Dec 3, 2020

Leadership Plays an Important Role in Economic Reform Program Cycle

Mr. Zoran Zeljko is a Director of the Directorate for Economic Planning in Bosnia and Herzegovina and has attended several learning events as part of the EU funded multi-country project “Strengthening Line Ministries’ Capacities to Assess Fiscal Implications of Structural Reforms” (FISR). He joined us also earlier this year in Bled, Slovenia, to discuss with his peer colleagues how the complex process of development, costing and budgeting of their respective Economic Reform Program can be successfully led. The latter is very closely linked to effective communication with a variety of experts and types of personalities across the line ministries and the ability to motivate and engage key stakeholders. In this context, Mr. Zeljko believes the preparation process of the Economic Reform Program can be regarded as a leadership act. Here are some reflections that he further shares on the topic.

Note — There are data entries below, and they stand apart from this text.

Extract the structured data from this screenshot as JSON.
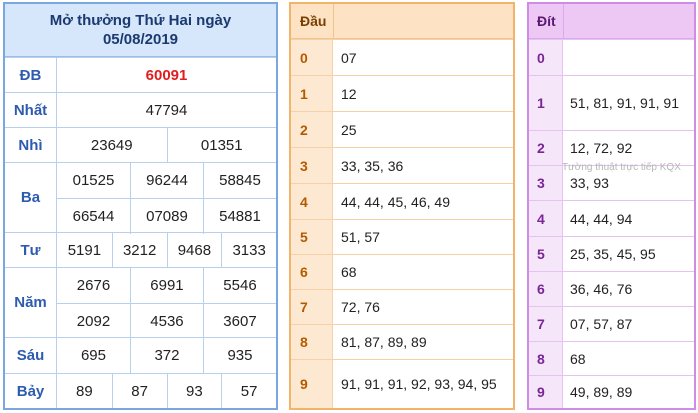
{
  "results": {
    "title_line1": "Mở thưởng Thứ Hai ngày",
    "title_line2": "05/08/2019",
    "prizes": {
      "db": {
        "label": "ĐB",
        "values": [
          "60091"
        ]
      },
      "nhat": {
        "label": "Nhất",
        "values": [
          "47794"
        ]
      },
      "nhi": {
        "label": "Nhì",
        "values": [
          "23649",
          "01351"
        ]
      },
      "ba": {
        "label": "Ba",
        "values": [
          "01525",
          "96244",
          "58845",
          "66544",
          "07089",
          "54881"
        ]
      },
      "tu": {
        "label": "Tư",
        "values": [
          "5191",
          "3212",
          "9468",
          "3133"
        ]
      },
      "nam": {
        "label": "Năm",
        "values": [
          "2676",
          "6991",
          "5546",
          "2092",
          "4536",
          "3607"
        ]
      },
      "sau": {
        "label": "Sáu",
        "values": [
          "695",
          "372",
          "935"
        ]
      },
      "bay": {
        "label": "Bảy",
        "values": [
          "89",
          "87",
          "93",
          "57"
        ]
      }
    }
  },
  "head_table": {
    "header": "Đầu",
    "rows": [
      {
        "key": "0",
        "value": "07"
      },
      {
        "key": "1",
        "value": "12"
      },
      {
        "key": "2",
        "value": "25"
      },
      {
        "key": "3",
        "value": "33, 35, 36"
      },
      {
        "key": "4",
        "value": "44, 44, 45, 46, 49"
      },
      {
        "key": "5",
        "value": "51, 57"
      },
      {
        "key": "6",
        "value": "68"
      },
      {
        "key": "7",
        "value": "72, 76"
      },
      {
        "key": "8",
        "value": "81, 87, 89, 89"
      },
      {
        "key": "9",
        "value": "91, 91, 91, 92, 93, 94, 95"
      }
    ]
  },
  "tail_table": {
    "header": "Đít",
    "rows": [
      {
        "key": "0",
        "value": ""
      },
      {
        "key": "1",
        "value": "51, 81, 91, 91, 91"
      },
      {
        "key": "2",
        "value": "12, 72, 92"
      },
      {
        "key": "3",
        "value": "33, 93"
      },
      {
        "key": "4",
        "value": "44, 44, 94"
      },
      {
        "key": "5",
        "value": "25, 35, 45, 95"
      },
      {
        "key": "6",
        "value": "36, 46, 76"
      },
      {
        "key": "7",
        "value": "07, 57, 87"
      },
      {
        "key": "8",
        "value": "68"
      },
      {
        "key": "9",
        "value": "49, 89, 89"
      }
    ]
  },
  "watermark": "Tường thuật trực tiếp KQX",
  "colors": {
    "special_prize": "#e11d1d",
    "results_border": "#7aa7df",
    "head_border": "#f2b36b",
    "tail_border": "#d08be6"
  }
}
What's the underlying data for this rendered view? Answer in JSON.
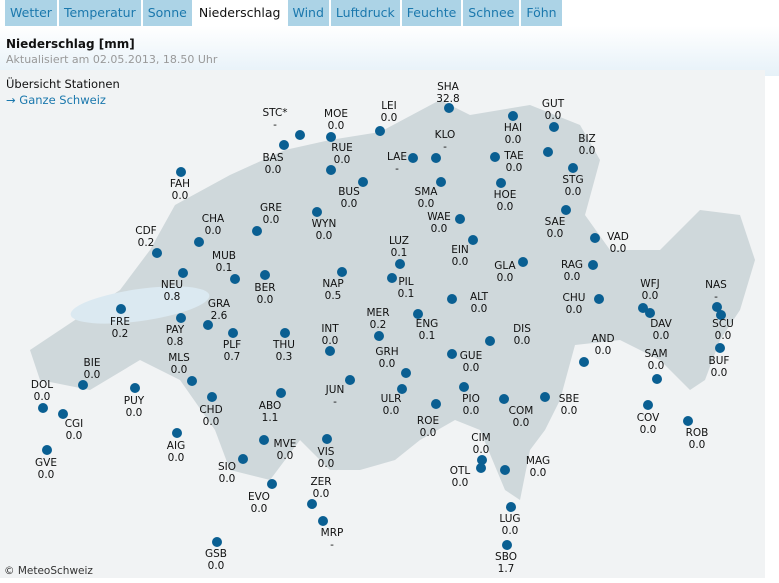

At the beginning of March 2020, I participated in a workshop Regional Networking for Structural Reforms organized by the CEF in Bled, Slovenia. On the last day of the event, we attended a lecture at the IEDC-Bled School of Management, where Professor Drikus Kriek talked about team building, leadership, and change management for the coordinators of the Economic Reform Program (ERP).

The lecture did not directly touch upon the technical aspects of drafting the ERP, the articulation of public policies, or the costing of reforms. My first thought was that the intention of the lecture was to move away from the day-to-day management of the technical process and look at the broader picture of management in public administration.

During the lecture, I began to think that we, ERP coordinators, are too burdened with bureaucratic procedures and therefore often neglect that the process of drafting ERPs is largely a challenge of change management and leadership.

This knowledge was important to me because in Bosnia and Herzegovina, which is a fiscally and politically decentralized state, many challenges are not merely technical in nature but are much more complex and include the aspects of intergovernmental cooperation, shared competencies, etc.

In such case, a broader approach is needed. The goal should not only be enforcing new technical procedures but rather achieving strategic coordination and understanding the roles of coordinators.

Thanks to the lecture, we adapted our approach to the challenge of coordination. At the moment, together with the CEF, we are trying to improve the links between the fiscal framework and structural reforms in the specific Bosnian and Herzegovinan environment of fiscal federalism through a mentoring subproject.

My conclusion is that the academic lectures provided through this project by Professor Kriek and Professor Peters proved to be useful as a stimulus for broader thinking, and can also serve as a guide for more creative approaches in problem-solving or adapting projects to local specifics, where the CEF, in my humble opinion, succeeds very well.